Another relationship being rebuilt here is the one that Nicholas Brody’s (Damian Lewis) depressed daughter Dana (Morgan Saylor) shares with her family. Dana recently attempted suicide so this new season finds her returning home to her caring brother (Jackson Pace) and her worried mother, Jessica (Morena Baccarin). Jessica is now attempting to build professional relationships herself as she searches for a new job. The government has cut off the family’s benefits so she’s relying on her own career and her mother (who has moved in to the Brody home) to keep her family together.
The relationship that seems to take a back seat here is the one between Berenson and Carrie Mathison, played by Claire Danes who— as usual— captures her character exquisitively onscreen. When forced to decide between his loyalty to the CIA and his affection for Mathison (a woman he became frantic about losing at the end of season 2), he chooses the CIA. The scene showing his testimony where he turns his back on her is the most powerful moment in the episode.
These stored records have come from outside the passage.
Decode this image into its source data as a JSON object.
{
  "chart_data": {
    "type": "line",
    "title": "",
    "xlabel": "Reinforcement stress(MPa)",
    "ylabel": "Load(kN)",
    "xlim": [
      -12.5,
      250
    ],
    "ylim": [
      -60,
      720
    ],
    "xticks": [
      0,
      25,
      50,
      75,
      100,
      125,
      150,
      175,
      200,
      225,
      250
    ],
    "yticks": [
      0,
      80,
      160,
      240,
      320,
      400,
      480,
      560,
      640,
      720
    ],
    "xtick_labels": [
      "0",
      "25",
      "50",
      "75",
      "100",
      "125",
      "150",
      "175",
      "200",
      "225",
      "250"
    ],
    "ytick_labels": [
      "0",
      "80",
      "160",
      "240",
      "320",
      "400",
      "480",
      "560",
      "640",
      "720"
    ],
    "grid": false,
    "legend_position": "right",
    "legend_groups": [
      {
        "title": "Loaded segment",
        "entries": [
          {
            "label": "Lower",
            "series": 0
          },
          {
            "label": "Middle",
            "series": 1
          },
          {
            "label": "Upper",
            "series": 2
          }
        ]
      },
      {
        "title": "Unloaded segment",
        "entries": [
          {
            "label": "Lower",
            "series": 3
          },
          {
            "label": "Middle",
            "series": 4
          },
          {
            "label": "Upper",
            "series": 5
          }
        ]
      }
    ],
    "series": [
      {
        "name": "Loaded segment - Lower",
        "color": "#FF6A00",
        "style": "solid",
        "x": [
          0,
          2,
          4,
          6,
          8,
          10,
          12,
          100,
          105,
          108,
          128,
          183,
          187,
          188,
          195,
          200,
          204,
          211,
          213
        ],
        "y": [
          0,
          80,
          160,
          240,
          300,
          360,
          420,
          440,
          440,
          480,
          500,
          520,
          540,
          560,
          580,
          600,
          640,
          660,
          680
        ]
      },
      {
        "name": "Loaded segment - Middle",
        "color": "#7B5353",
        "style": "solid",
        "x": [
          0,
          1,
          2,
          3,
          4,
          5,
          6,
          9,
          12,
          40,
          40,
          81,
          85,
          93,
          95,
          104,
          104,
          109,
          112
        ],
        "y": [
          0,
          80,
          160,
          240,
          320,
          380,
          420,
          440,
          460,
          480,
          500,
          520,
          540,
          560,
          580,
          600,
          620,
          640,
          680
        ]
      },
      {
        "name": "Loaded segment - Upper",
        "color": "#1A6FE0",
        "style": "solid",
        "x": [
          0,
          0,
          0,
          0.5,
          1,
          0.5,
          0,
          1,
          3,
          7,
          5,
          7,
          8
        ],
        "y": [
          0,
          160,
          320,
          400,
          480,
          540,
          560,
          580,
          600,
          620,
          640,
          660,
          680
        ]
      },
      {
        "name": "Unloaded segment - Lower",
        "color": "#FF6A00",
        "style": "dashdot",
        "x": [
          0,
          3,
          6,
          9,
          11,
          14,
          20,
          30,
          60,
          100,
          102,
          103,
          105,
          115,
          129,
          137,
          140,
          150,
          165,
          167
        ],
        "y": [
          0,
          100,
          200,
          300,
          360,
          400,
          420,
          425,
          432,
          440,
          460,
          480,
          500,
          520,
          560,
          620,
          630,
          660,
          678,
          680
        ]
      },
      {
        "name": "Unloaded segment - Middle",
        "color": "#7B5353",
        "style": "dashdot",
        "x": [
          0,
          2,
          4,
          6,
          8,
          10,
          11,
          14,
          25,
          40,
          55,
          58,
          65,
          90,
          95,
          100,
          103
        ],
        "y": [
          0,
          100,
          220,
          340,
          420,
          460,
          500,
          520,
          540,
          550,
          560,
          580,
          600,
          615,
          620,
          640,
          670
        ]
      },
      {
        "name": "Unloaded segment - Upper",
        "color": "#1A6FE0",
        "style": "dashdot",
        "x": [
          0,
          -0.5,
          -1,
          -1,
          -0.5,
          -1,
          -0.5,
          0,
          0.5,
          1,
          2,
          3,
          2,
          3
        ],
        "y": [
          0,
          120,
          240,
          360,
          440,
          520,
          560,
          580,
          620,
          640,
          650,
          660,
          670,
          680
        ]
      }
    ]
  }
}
It captures how things have changed since season 2. Brody– the terrorist-turned-informant–
is nowhere to be found. He’s on the run somewhere and so, it seems, is Berenson. He’s running away from the consequences of the CIA’s bad intelligence.
“We are pragmatists. We adapt.” Adal says towards the end of the episode. Berenson has taken the hint and if surviving the political backlash of season 2 means abandoning his ideals and his best agent, that’s an “adaptation” he’s willing to accept.